Cette démarche encourage la résolution de toutes sortes de problèmes grâce à l’intelligence collective, y compris dans des domaines traditionnellement éloignés du design.

 

Les trois piliers de la démarche à garder en tête

Le Design Thinking est donc une méthode, un processus d’innovation et une vision spécifique du travail et de la collaboration mais surtout, un état d'esprit basé sur :

1 | L’humain

  • Une démarche empathique qui permet de se mettre à la place de l’utilisateur final pour mieux identifier ses problèmes d’usages, ses besoins et de proposer ainsi in fine l’expérience la plus pertinente.

L’empathie appel à prendre en considération l’environnement d’usage du produit ou service dans son ensemble… mais aussi à avoir une vision holistique des satisfactions émotionnelles, fonctionnelles et pratiques de l’usager.

2 | L’intelligence collective

  • La co-création est au cœur de la démarche qui encourage la composition d’équipes multifonctionnelles formées de membres venant de différents départements et background. Selon cette vision, plus l’équipe sera éclectique, plus elle sera performante et innovante.
  • Le DT encourage plus largement de penser out of the box de s’éloigner des idées reçues, et d’aller vers les « idées folles ».

3 | Expérimentation

  • Le DT se base sur le principe du « Test & learn ». Le prototypage y est une étape essentielle pour l’apprentissage : c’est en quelque sorte le moment de vérité, chaque erreur permettant de faire évoluer le projet.
     

Le triptyque du « Design d’innovation »

Toujours selon Tim Brown directeur général d’IDEO, trois critères sont à prendre en compte pour savoir si une idée est valable : la désirabilité, la faisabilité et la viabilité.

C’est justement à la croisée de ces trois chemins que se constitue le Design d’innovation et où les idées innovantes voient le jour

La désirabilité (pour l’utilisateur)
L’idée est-elle en adéquation avec les désirs, les valeurs et attentes des utilisateurs ? La nouvelle expérience proposée leur donne-t-elle envie d’en savoir plus, de l’acheter, de l’utiliser ?

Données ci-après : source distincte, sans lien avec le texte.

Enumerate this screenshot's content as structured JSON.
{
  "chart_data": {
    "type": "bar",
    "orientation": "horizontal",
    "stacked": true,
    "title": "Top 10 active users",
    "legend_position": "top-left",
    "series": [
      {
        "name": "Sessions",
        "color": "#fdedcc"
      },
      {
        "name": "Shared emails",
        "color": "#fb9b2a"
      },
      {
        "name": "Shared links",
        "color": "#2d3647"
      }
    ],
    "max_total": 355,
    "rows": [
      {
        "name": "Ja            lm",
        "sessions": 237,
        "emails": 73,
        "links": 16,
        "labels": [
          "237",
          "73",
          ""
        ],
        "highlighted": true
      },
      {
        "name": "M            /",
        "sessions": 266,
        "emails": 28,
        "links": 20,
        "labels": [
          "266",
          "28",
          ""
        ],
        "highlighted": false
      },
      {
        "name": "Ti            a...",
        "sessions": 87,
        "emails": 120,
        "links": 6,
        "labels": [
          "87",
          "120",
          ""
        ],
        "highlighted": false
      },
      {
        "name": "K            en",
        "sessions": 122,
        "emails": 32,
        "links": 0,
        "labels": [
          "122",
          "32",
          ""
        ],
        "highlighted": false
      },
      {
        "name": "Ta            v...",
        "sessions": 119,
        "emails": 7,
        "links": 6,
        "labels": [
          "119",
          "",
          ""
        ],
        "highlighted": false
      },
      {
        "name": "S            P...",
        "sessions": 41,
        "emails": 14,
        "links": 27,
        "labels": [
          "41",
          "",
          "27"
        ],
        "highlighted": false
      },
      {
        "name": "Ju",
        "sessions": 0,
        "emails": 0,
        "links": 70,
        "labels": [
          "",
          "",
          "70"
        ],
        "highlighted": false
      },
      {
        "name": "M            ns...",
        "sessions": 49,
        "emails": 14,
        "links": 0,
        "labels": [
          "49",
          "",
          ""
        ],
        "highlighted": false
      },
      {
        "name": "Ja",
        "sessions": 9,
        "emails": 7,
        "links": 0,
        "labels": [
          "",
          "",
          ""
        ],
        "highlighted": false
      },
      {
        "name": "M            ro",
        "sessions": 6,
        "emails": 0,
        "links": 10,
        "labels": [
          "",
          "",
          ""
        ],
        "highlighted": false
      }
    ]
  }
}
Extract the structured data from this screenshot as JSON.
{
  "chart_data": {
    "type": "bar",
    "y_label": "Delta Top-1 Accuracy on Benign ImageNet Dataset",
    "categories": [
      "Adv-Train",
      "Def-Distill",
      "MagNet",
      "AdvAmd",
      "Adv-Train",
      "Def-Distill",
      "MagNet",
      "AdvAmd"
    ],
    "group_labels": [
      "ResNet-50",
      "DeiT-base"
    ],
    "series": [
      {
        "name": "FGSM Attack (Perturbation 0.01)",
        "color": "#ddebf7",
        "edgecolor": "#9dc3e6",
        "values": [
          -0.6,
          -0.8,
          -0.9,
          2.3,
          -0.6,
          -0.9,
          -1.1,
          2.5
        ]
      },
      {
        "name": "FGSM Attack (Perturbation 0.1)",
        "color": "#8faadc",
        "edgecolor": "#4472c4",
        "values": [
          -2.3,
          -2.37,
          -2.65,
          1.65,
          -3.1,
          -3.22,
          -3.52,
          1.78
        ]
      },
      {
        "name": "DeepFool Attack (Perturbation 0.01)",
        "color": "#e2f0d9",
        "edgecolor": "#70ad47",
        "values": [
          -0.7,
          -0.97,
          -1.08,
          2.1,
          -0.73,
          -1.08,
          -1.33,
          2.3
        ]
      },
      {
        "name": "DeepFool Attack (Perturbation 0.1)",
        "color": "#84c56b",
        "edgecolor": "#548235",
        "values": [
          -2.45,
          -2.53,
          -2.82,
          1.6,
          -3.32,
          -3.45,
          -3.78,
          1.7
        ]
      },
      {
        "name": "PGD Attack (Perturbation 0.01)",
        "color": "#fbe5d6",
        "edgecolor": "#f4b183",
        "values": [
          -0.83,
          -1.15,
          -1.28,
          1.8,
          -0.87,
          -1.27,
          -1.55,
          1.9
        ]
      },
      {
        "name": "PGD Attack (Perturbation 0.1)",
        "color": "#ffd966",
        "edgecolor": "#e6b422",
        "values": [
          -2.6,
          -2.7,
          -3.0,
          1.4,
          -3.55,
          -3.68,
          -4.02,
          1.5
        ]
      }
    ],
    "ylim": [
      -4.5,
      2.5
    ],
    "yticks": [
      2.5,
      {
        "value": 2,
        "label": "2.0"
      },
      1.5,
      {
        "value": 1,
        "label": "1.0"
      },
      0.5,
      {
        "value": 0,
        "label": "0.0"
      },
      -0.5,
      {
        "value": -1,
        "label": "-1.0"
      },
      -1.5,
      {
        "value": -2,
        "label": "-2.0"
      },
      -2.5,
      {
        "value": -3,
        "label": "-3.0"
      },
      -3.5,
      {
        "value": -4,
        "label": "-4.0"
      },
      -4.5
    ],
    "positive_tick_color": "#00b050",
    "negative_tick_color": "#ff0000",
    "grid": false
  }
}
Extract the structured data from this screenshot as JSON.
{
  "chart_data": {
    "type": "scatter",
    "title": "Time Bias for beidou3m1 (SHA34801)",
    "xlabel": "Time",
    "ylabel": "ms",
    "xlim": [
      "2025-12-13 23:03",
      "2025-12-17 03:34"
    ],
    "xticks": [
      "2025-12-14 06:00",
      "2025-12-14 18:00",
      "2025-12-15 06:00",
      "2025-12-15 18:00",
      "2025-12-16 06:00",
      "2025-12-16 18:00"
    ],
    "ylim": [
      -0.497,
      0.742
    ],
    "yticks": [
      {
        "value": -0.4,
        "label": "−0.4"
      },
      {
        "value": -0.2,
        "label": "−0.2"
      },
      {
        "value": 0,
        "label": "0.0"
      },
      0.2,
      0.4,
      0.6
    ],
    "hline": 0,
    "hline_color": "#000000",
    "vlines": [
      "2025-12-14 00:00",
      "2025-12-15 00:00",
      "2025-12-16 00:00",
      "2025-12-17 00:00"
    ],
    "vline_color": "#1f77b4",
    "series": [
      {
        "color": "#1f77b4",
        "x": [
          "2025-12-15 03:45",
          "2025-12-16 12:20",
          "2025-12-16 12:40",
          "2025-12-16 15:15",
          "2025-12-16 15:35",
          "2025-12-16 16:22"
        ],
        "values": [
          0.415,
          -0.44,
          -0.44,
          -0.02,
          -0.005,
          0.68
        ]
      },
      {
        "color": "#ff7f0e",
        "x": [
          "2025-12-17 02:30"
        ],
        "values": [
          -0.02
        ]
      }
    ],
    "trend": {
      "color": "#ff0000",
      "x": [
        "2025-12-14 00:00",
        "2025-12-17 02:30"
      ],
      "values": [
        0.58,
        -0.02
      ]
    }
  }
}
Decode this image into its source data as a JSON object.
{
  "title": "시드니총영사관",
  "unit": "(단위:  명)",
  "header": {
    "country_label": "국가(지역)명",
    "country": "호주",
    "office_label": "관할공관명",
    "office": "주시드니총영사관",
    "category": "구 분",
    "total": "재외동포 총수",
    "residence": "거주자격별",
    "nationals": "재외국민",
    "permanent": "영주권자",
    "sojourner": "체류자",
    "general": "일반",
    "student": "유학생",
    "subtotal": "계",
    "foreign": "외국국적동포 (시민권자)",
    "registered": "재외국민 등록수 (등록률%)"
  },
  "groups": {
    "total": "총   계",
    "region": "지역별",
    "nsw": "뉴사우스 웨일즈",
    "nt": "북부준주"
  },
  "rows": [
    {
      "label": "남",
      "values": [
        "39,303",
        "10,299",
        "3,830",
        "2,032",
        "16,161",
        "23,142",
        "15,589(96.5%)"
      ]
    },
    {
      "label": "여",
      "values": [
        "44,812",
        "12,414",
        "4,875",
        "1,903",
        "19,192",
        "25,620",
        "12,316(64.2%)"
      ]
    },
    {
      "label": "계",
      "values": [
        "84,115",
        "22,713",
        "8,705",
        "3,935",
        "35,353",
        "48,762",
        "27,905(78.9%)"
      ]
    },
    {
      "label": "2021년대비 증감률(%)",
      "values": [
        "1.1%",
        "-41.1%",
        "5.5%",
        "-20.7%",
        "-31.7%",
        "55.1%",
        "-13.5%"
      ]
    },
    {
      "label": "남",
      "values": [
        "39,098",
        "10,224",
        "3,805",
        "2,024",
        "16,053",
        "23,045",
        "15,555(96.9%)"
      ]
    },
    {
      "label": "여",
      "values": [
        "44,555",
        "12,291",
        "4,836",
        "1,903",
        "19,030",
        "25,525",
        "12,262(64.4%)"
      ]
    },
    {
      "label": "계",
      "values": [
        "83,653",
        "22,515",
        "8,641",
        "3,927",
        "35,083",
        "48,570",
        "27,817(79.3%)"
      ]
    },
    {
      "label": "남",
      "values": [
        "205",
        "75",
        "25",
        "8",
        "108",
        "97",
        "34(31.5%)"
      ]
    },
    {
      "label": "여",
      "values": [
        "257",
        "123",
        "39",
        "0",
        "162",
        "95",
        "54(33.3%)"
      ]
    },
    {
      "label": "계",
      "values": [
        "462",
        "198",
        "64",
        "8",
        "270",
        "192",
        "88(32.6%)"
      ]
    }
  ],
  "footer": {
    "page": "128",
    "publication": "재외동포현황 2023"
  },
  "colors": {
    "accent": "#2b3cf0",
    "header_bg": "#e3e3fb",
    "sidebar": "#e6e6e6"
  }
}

La faisabilité (technique)

  • D’un point de vue technologique et technique, la solution pensée est-elle utile et réalisable ?
  • L’idée peut-elle facilement prendre vie dans une version « dégradée » via des outils simples (post-it, cartons, feutres, éponges, ficelles, autocollants, …) ? Peut-on rapidement en prototyper une première version ?
  • Cette matérialisation même simplifier, permet de se rendre compte des incohérences ou encore des zones de flou de la solution.

La viabilité (business et organisation) 

  • L’idée est-elle susceptible de durer ? Offre-t-elle un modèle économique durable ?
  • Sa mise en œuvre est-elle viable pour l’organisation ? Les équipes peuvent-elle la porter jusqu’à ce qu’elle « sorte » ?

Finalement, le design thinking est une méthode profondément humaine, qui fait appel à :

  • L’esprit pour comprendre les problèmes, acquérir des connaissances nécessaires à leur résolution ;
  • Au cœur dans le sens de l’état d’esprit curieux et collaboratifs, des valeurs, du sentiment pour savoir vivre la culture induite, de la capacité d’analyse de ses émotions ;
  • La main car l’expérimentation encouragée par le prototypage nécessite de mettre « la main à la pâte » pour donner vie aux idées.

J’ai pu mettre en application cette méthode lors de diverses missions et notamment pour le compte d’un client de la place spécialisé dans les offres de financement, d'assurances et de services dans l’automobile.

La démarche a permis de construire un site Web adapté aux besoins de la cible en allant tout d’abord sur le terrain, pour se mettre dans la peau de l’utilisateur, puis en recrutant des usagers qui ont bien voulu se prêter au jeu de l’interview.

Cette première étape a permis la construction de personae, au plus près du profil des clients, et un parcours utilisateur cohérent avec les inputs collectés.

Un prototypage rapide sur un outil de la place a permis de rapidement matérialiser les fonctionnalités priorisées et de les confronter aux avis des usagers via des scénarios de tests précis, avec mise en situation des utilisateurs pour aboutir au développement d’un MVP.

Pour démystifier les quelques mots barbares évoqués ci-dessus, nous verrons dans le prochain article comment concrètement se déroule le processus de design thinking et rentrerons un peu plus en détail dans les outils de la méthode.